Koty w związku z tym bardzo zadowolone są i co chwilę dostaję buziaka

A przy okazji robię pranie - to znaczy pralka robi

Frędzel siedzi w łazience i ogląda telewizję. bardzo lubi siedzieć w łazience, bo tam jest zawsze ciepło, gdyz idą rurki od centralnego i nawet kafelki na podłodze są lekko podgrzane, a to stary piecuch jest ten mój Frędzelek

A jak jeszcze mu włączę w łazience dobry program w kocim TV, to już pełnia szczęscia jest.
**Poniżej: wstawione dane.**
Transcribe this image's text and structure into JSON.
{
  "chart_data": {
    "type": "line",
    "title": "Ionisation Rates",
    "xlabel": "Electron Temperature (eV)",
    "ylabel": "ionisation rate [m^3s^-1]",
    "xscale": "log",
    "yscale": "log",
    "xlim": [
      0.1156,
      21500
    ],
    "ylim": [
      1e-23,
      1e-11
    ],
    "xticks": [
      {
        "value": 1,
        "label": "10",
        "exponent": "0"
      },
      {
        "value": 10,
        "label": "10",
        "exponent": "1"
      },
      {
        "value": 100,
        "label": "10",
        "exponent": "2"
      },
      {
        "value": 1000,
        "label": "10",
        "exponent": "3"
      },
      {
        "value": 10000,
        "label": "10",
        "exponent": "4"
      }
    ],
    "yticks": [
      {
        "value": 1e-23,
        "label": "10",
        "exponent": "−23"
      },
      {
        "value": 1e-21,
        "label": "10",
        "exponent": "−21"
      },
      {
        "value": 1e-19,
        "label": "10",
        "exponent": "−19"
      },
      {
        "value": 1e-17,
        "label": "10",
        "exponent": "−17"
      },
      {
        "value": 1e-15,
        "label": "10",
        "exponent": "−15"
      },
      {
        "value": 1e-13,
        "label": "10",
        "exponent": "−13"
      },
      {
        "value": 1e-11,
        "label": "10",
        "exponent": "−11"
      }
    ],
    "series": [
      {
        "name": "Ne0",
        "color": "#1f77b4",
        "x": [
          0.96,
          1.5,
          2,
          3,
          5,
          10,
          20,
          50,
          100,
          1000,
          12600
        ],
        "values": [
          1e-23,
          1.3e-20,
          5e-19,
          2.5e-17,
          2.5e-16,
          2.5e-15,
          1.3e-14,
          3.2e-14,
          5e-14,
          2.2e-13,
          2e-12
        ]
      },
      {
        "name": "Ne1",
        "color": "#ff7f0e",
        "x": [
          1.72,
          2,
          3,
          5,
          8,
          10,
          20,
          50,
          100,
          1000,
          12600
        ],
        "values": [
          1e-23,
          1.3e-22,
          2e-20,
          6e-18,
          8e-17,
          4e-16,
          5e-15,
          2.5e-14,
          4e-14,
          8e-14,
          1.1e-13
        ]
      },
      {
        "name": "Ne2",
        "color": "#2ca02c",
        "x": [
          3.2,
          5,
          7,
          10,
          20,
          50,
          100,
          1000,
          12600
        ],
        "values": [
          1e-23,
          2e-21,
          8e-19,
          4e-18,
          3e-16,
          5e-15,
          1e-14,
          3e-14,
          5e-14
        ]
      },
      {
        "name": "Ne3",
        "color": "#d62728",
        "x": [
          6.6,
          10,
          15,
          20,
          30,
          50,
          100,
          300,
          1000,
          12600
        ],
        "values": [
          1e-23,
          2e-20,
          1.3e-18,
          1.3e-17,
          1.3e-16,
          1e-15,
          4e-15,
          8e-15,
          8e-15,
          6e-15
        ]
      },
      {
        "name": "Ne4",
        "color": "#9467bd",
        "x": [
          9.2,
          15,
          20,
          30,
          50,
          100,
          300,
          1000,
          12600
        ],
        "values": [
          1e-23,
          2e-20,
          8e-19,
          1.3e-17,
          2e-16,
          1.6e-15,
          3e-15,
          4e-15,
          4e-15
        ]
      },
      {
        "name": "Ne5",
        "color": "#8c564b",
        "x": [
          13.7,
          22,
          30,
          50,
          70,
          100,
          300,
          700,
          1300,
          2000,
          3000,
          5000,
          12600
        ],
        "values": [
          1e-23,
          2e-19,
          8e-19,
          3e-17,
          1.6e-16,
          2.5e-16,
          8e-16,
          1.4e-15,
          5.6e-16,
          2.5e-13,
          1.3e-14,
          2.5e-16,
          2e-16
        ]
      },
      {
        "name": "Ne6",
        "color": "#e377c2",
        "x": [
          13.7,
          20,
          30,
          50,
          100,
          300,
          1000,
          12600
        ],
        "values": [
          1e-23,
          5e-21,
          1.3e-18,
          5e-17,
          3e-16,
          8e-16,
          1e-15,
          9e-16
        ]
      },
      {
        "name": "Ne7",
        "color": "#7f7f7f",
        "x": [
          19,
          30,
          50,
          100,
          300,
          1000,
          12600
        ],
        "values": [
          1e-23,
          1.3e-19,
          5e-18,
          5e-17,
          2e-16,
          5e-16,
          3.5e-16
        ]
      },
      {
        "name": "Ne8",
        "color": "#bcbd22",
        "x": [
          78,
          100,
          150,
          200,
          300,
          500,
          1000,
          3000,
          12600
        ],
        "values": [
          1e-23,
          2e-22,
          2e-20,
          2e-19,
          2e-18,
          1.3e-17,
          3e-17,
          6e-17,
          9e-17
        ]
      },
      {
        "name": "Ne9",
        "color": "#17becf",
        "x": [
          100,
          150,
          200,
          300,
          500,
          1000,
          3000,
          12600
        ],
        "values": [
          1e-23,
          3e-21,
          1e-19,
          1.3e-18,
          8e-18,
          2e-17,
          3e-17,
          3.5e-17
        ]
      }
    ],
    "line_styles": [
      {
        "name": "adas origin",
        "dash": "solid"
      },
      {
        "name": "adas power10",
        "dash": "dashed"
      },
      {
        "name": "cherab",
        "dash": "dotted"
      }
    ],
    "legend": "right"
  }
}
Musze pomysleć nad pilotem do pralki...
Pompon za to caly czas poluje na ptaki, których coś ostatnio duzo koło balkonu mamy - cale szczęscie że balkon zabezpieczony, bo by mi go zas... dokładnie
Pimpuś jak to Pimpuś, w chwilach kiedy odpuszcza mojemu biednemu biustowi (namiastce biustu w zasadzie

) kombinuje tylko jak mi tu coś ukraść, zniszczyć, ewentualnie podręczyć któregoś z braci. A kiedy za bardzo nawywiaj i na niego nakrzyczę stoi łajza z taką miną nicnierozumiejącej skrzywdzonej niewinności i zainteresowania, w co też mamusia chce się bawić, że się tak drze?

Ehhh....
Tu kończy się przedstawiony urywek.